5 thoughts on “Reuters "Reports" On Civilians Killed By "NATO"”

  1. Jeff says:

    Unlike most news organizations, Reuters has a very strict policy requiring the use of objective language (It’s similar to Wikipedia’s ‘WP:NPOV’ policy). They’re very careful to use quotes when they’re using a source’s exact words concerning something that wasn’t independently verified; In this case, that the people killed were civilians, not militants.

    They do the same thing on the other side of the coin; If an official says “ten terrorists were killed in X attack,” Reuters will use “terrorists” in quotes.

  2. Peregrin Wood says:

    So, why does Reuters use the non-neutral word “airstrike”?

    Is is really neutral to suggest that children are reasonably suspected to be combatants?

    If Reuters is really just being strict, why didn’t it place quotes around the word Taliban? Why only cast doubt on one side’s assertion of identity of the dead?

  3. Peregrin Wood says:

    Jeff, note the lack of quotation marks in the Reuters article With he headline: U.S. drones attack militants in Pakistan, Yemen, at

    There was no independent confirmation that the killed were in fact militants. Reuters puts civilians in quotes, but not militants.

    Not a strict policy there, and not objective.

    1. Jeff says:

      I guess I’m not sure what word more objectively describes the event when someone uses an airplane to strike a target. I believe when most people hear bombing, they thing of a B-52, whereas airstrike is more targeted; say, a hellfire missile. In e hyper-linked article, they didn’t need quotes because they explicitly said “suspected al Qaeda targets” in the lede. This was bolded in the full web page version of the article, as opposed to the plain text mobile version you linked to.
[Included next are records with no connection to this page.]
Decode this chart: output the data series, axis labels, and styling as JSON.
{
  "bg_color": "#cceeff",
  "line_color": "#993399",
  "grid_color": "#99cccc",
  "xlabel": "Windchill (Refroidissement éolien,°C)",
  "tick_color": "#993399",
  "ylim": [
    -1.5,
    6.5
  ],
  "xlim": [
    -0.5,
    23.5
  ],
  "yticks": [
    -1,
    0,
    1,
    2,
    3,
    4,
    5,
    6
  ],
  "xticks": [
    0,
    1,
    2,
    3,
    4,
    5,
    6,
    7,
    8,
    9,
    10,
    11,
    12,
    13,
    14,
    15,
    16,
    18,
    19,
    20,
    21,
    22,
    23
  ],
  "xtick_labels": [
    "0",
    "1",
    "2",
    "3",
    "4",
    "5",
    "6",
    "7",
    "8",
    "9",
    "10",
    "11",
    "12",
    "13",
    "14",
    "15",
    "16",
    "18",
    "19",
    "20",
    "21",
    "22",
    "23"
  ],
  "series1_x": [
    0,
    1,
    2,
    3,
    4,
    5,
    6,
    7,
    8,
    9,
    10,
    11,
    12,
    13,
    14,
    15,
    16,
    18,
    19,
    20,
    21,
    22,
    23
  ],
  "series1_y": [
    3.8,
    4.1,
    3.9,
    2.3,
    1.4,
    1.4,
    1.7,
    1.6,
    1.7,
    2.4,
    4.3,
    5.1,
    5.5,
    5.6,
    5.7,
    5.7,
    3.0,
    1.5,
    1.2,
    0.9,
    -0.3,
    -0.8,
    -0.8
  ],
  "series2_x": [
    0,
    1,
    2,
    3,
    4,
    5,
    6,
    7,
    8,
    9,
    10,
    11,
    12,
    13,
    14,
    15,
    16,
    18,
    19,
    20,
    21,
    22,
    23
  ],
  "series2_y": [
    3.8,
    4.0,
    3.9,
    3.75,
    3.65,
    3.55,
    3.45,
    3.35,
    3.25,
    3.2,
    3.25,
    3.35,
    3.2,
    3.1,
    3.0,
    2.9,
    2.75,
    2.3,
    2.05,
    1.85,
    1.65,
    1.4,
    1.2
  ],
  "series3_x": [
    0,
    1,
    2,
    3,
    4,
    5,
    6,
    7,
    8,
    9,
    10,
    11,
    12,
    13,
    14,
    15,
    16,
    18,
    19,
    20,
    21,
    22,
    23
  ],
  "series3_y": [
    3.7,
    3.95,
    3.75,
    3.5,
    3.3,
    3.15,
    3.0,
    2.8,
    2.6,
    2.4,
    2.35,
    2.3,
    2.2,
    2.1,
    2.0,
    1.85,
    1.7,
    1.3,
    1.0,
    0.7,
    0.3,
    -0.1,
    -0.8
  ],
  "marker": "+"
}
      I guess I mainly just wanted to make clear that they weren’t using scare quotes. I really do believe that Reuters is probably one of the best news services available. Too often now, what we call news is simply entertainment. As I’m sure you’ve noticed, on any hour long cable “news” show (haha, see what I did there), the anchors spend about 30 seconds telling you ‘what’ happened, 40 minutes telling you how whatever happened was the fault of the Republicans/Obama or whoever that station’s “other” is (with, of course, 20 minutes of commercials).

      Jumping on Reuters for this when Fox News and MSNBC are around seems like telling your wife the eggs are burning when, in fact, the whole kitchen is on fire.

      (Disclaimer: That last sentence is an expression. I have no idea what your sex, marital status, or sexual orientation is, and don’t care :D).

  4. Bill says:

    I’m a pretty big fan of BBC’s web news site…except “their” bizarre “and” rampant use of quotation “marks” in headlines drives me “nuts.” I’m wondering if this is a “British” thing us uhmurcans just don’t “get” (Reuters is British, “too”)?